I Will Be Happy if I Can Say I’ve Done My Best: Eye Surgeon Dr. Ming Wang on Sight | Interviews


I couldn’t comprehend why people would destroy the universities and send 20 million young people away to a labor camp. But that actually helped forge my character, and the grit from going through a hard time like that helped me later in life overcome difficulties. In the movie, we see the world change through the lens of a six-year-old, a 10-year-old, and a 14-year-old, as the boy has experiences and understands more.

When you could not go to school, you turned to music. Do you still play?

I picked up the Chinese violin, called the erhu, which lays vertically instead of horizontally, and learned to dance during that time. It was really not for the love of music or dance but for the sheer need to survive. If I could play an instrument and dance, I could get into a government song and dance troupe and avoid being sent to labor camp, a devastating fate.

So now it’s interesting; I continue to dance and I continue to play my erhu, and people say, “Oh, Ming, it is so nice that you have these hobbies.” And my answer is that I didn’t learn these as hobbies. I learned it to survive. 

That’s clear in the movie, but it’s also clear that it became very meaningful to you.

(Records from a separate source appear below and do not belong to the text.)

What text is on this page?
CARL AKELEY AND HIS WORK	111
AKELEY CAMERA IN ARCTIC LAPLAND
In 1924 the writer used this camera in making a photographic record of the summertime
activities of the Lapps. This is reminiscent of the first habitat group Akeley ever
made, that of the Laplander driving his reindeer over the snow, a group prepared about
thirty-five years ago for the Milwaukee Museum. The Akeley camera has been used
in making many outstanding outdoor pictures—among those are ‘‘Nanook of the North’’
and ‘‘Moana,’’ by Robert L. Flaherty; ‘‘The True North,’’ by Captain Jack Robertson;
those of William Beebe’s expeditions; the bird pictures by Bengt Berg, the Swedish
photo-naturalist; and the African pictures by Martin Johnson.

Not only is it relaxing and inspiring, but it’s made me a better human being in terms of expanding the range of my life experience. We often say, “Oh, I’m right-brained. I’m very artistic. I’m not good at logical stuff.” And then some other people say,” I’m left-brained. I’m good with logic, but I’m not good with this artistic stuff.” I find that the best way to live is to use both sides of the brain in a complementary way, like how I approach an artistic endeavor such as ballroom dancing, which I’m very committed to — I’m one of the top amateur dancers in international ballroom in the United States, ranked as high as number four at one time in the country. 

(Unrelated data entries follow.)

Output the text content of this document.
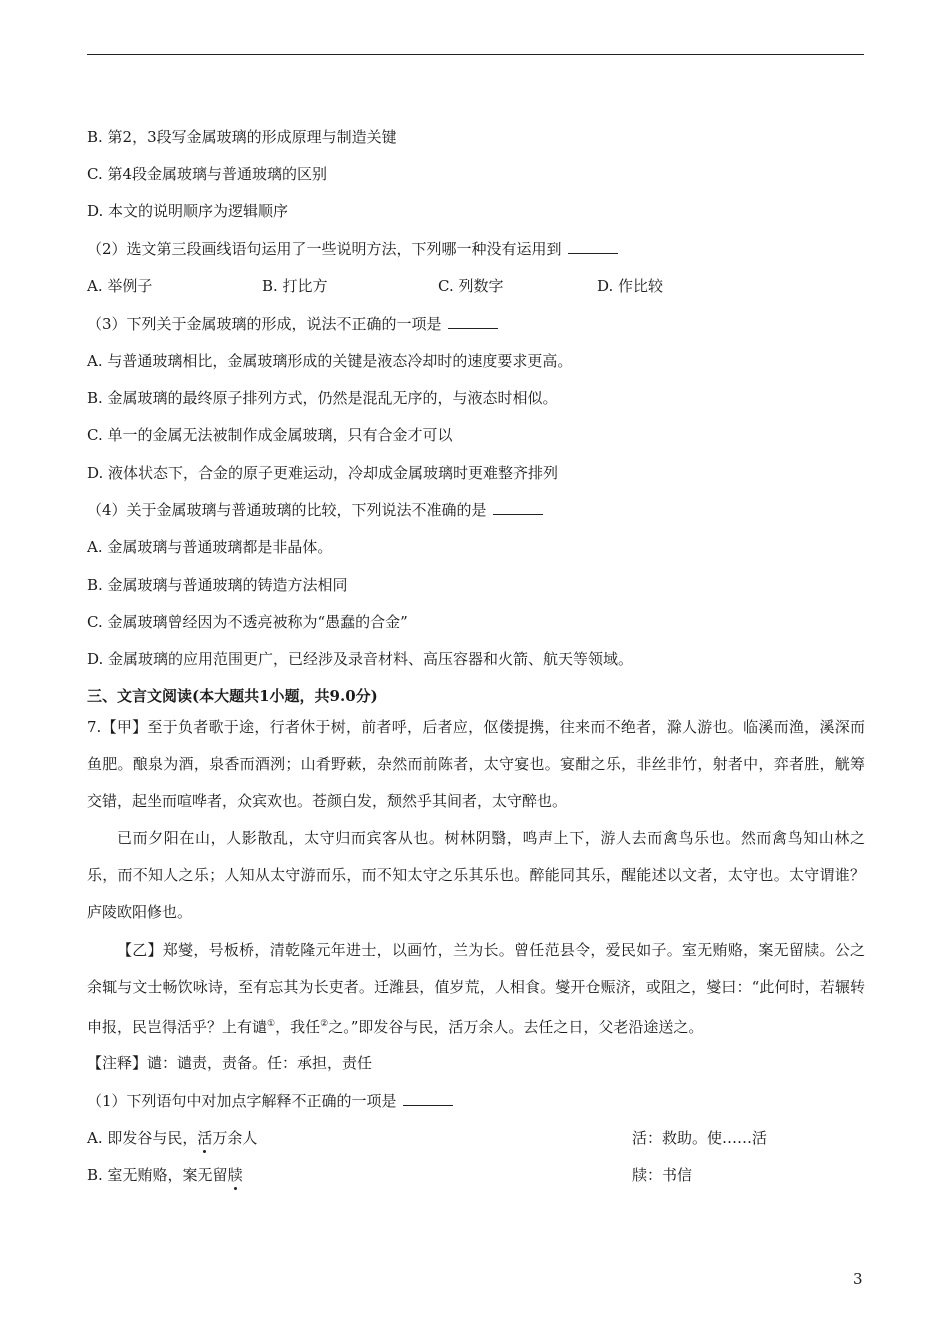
B. 第2，3段写金属玻璃的形成原理与制造关键
C. 第4段金属玻璃与普通玻璃的区别
D. 本文的说明顺序为逻辑顺序
（2）选文第三段画线语句运用了一些说明方法，下列哪一种没有运用到
A. 举例子	B. 打比方	C. 列数字	D. 作比较
（3）下列关于金属玻璃的形成，说法不正确的一项是
A. 与普通玻璃相比，金属玻璃形成的关键是液态冷却时的速度要求更高。
B. 金属玻璃的最终原子排列方式，仍然是混乱无序的，与液态时相似。
C. 单一的金属无法被制作成金属玻璃，只有合金才可以
D. 液体状态下，合金的原子更难运动，冷却成金属玻璃时更难整齐排列
（4）关于金属玻璃与普通玻璃的比较，下列说法不准确的是
A. 金属玻璃与普通玻璃都是非晶体。
B. 金属玻璃与普通玻璃的铸造方法相同
C. 金属玻璃曾经因为不透亮被称为“愚蠢的合金”
D. 金属玻璃的应用范围更广，已经涉及录音材料、高压容器和火箭、航天等领域。
三、文言文阅读(本大题共1小题，共9.0分)
7.【甲】至于负者歌于途，行者休于树，前者呼，后者应，伛偻提携，往来而不绝者，滁人游也。临溪而渔，溪深而鱼肥。酿泉为酒，泉香而酒洌；山肴野蔌，杂然而前陈者，太守宴也。宴酣之乐，非丝非竹，射者中，弈者胜，觥筹交错，起坐而喧哗者，众宾欢也。苍颜白发，颓然乎其间者，太守醉也。
已而夕阳在山，人影散乱，太守归而宾客从也。树林阴翳，鸣声上下，游人去而禽鸟乐也。然而禽鸟知山林之乐，而不知人之乐；人知从太守游而乐，而不知太守之乐其乐也。醉能同其乐，醒能述以文者，太守也。太守谓谁？庐陵欧阳修也。
【乙】郑燮，号板桥，清乾隆元年进士，以画竹，兰为长。曾任范县令，爱民如子。室无贿赂，案无留牍。公之余辄与文士畅饮咏诗，至有忘其为长吏者。迁潍县，值岁荒，人相食。燮开仓赈济，或阻之，燮曰：“此何时，若辗转申报，民岂得活乎？上有谴①，我任②之。”即发谷与民，活万余人。去任之日，父老沿途送之。
【注释】谴：谴责，责备。任：承担，责任
（1）下列语句中对加点字解释不正确的一项是
A. 即发谷与民，活万余人	活：救助。使……活
B. 室无贿赂，案无留牍	牍：书信
3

When approaching artistic endeavors such as ballroom dancing, I utilize my left brain, the logical part, studying the physics of movement, angular momentum and all that. But when I approach a logical project such as eye surgery, the precision, the technology, the accuracy, the laser, I apply my artistic side of the brain, the right brain. And I use both when I look at every patient, not just as a patient, not just as eyeball dimensions, but as a human being who has emotions, who has specific needs, which are different from anybody else, even with the same eye measurements.